Another sim run has ended with their experimental brainstormed strategy dissolving in a series of ruthless, methodical (albeit simulated) reactor breaches, followed by the Count's software stand-in sweeping back across the field at its leisure, "gunning down" those pilot pods that made a successful simulated ejection.
That's one reason they call him the Butcher.
"Look, when he comes close enough to make sure the mech's disabled, you can issue simple commands over the DCL. You're not gonna dogfight that way, but if the core hasn't already popped it puts him close enough you can lock in an emergency power dive and catch him in a big old remote explosion."
"The DCL's maximum range is also inside the blast radius. We're not doing it."
"It's an option —"
"It's not a strategy," Anna-Maria says quietly. "Hoping that he cores someone's frame, but not badly enough to pop it instantly, and hoping they end up still close enough to it when he sweeps back that they can DCL, and hoping they're in a position to use that to their advantage...that's not a strategy. We're here to devise a strategy. You're here to devise a strategy. And the moment it popped into your head, you were instantly fantasising about firey mutual annihilation revenge on the Count."
There's a moment that would be a good time for Bea to deny it, which goes sailing past.
"So you're thinking strategy, suicide decoy strategy. And we're not doing it."
"It'd work," Bea says stubbornly.
"Simply leaving the neo-feudals in charge of the Splinter Fiefs would work," Anna-Maria says, folding her hands in that extremely annoying way that shows off the delicate bones of her slim wrists, "if we could stomach it. Conscript armies of fifteen-year-olds in mechs so singularly designed to hammer us that they don't bother fitting landing gear works, if you can stomach it. We're not out here to stomach things."
Bea can already tell this is another discussion where she gets flattened by Anna-Maria's sincerity and law-school-trained rhetoric. Law school; and out here chapping her ass in a mech pilot's seat.
"What are you out here for, then?" she says wearily, since this isn't going to go anywhere useful anyway, and she's startled to see something sharp-edged and genuine on the other's face, just for a moment, before the Baronet's evasive pleasantness whisks shut over it.
"Well, you might not know this," Anna-Maria says, the picture of authentic pilot jokiness, "but generally speaking, pilots get mad ass."
She sells it with wide, sincere eyes and a comedic exaggeration of her cut-glass vowels over mad ass to emphasise the fact she's joking and has never had a vulgar thought in her pristine life, may in fact have been bred incapable of it. But Bea saw something real down there, even if she doesn't know what, yet; and Bea has never, ever left well enough alone in her life.
"Do you know," she drawls, "why my callsign's 'Bitchless'?"
Anna-Maria gives her a slanted, dubious look. "Why do," she starts, voice coiling up into a little tense thing as Bea takes a lazy, sway-hipped step into her personal space, "they call you that, Bea?"

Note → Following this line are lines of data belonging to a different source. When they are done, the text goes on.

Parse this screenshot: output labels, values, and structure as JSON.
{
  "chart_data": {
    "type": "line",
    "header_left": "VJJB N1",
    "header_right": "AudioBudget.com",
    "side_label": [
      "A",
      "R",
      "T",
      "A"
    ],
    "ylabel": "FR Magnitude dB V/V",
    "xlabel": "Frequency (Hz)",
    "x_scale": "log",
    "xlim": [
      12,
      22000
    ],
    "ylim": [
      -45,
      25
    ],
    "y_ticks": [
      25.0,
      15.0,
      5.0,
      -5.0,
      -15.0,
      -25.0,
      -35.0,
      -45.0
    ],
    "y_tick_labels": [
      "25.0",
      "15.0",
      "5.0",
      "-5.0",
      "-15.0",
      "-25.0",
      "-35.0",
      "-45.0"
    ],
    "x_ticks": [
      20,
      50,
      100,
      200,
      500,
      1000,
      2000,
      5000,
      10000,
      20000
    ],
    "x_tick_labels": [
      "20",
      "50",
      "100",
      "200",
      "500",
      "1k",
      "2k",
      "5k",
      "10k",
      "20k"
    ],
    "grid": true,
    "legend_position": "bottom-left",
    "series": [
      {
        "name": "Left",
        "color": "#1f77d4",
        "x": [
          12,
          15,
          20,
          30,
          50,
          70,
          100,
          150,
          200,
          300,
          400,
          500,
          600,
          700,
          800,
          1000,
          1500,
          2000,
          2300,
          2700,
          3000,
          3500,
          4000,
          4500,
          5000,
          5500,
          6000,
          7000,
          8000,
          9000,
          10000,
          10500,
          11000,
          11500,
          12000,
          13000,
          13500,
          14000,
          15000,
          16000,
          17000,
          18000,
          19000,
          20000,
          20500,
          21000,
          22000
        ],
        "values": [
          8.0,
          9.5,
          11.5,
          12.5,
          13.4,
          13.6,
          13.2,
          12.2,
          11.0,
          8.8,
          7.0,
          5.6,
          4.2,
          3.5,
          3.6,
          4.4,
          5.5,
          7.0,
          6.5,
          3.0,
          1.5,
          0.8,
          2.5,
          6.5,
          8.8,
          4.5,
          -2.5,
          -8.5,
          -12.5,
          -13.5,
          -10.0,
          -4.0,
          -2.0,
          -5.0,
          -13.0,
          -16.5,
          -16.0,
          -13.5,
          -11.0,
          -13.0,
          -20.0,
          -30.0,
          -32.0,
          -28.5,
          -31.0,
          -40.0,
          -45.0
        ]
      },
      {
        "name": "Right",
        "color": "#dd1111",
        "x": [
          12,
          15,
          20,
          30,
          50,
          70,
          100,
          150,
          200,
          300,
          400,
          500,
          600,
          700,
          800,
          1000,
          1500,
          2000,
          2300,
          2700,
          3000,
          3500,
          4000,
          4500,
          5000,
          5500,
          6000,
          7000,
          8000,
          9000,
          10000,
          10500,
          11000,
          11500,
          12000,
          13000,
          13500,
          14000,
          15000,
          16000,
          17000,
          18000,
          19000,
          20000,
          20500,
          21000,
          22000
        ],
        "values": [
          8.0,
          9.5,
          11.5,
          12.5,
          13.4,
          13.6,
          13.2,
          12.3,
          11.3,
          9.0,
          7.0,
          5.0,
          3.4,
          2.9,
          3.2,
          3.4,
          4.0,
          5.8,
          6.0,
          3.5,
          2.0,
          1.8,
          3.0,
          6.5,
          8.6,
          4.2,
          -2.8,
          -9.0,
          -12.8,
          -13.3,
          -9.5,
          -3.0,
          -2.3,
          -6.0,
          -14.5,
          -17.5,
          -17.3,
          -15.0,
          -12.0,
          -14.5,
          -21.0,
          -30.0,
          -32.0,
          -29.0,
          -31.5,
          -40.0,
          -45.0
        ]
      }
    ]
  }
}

"Well, you see," Bea says easily, bent a little at the waist to say it near Anna-Maria's ear, "it's because," and she slides into her own mocking imitation of that too-perfect aristocratic diction, "we plebs love irony."
Anna-Maria laughs, a surprised and delighted noise that Bea instantly likes too much; bites her lip, looks Bea in the eye, chortles again, and then lightly puts a hand to Bea's chest.
"We're not doing this," she says, but her voice is warm; and Bea thinks it's maybe just a matter of strategy.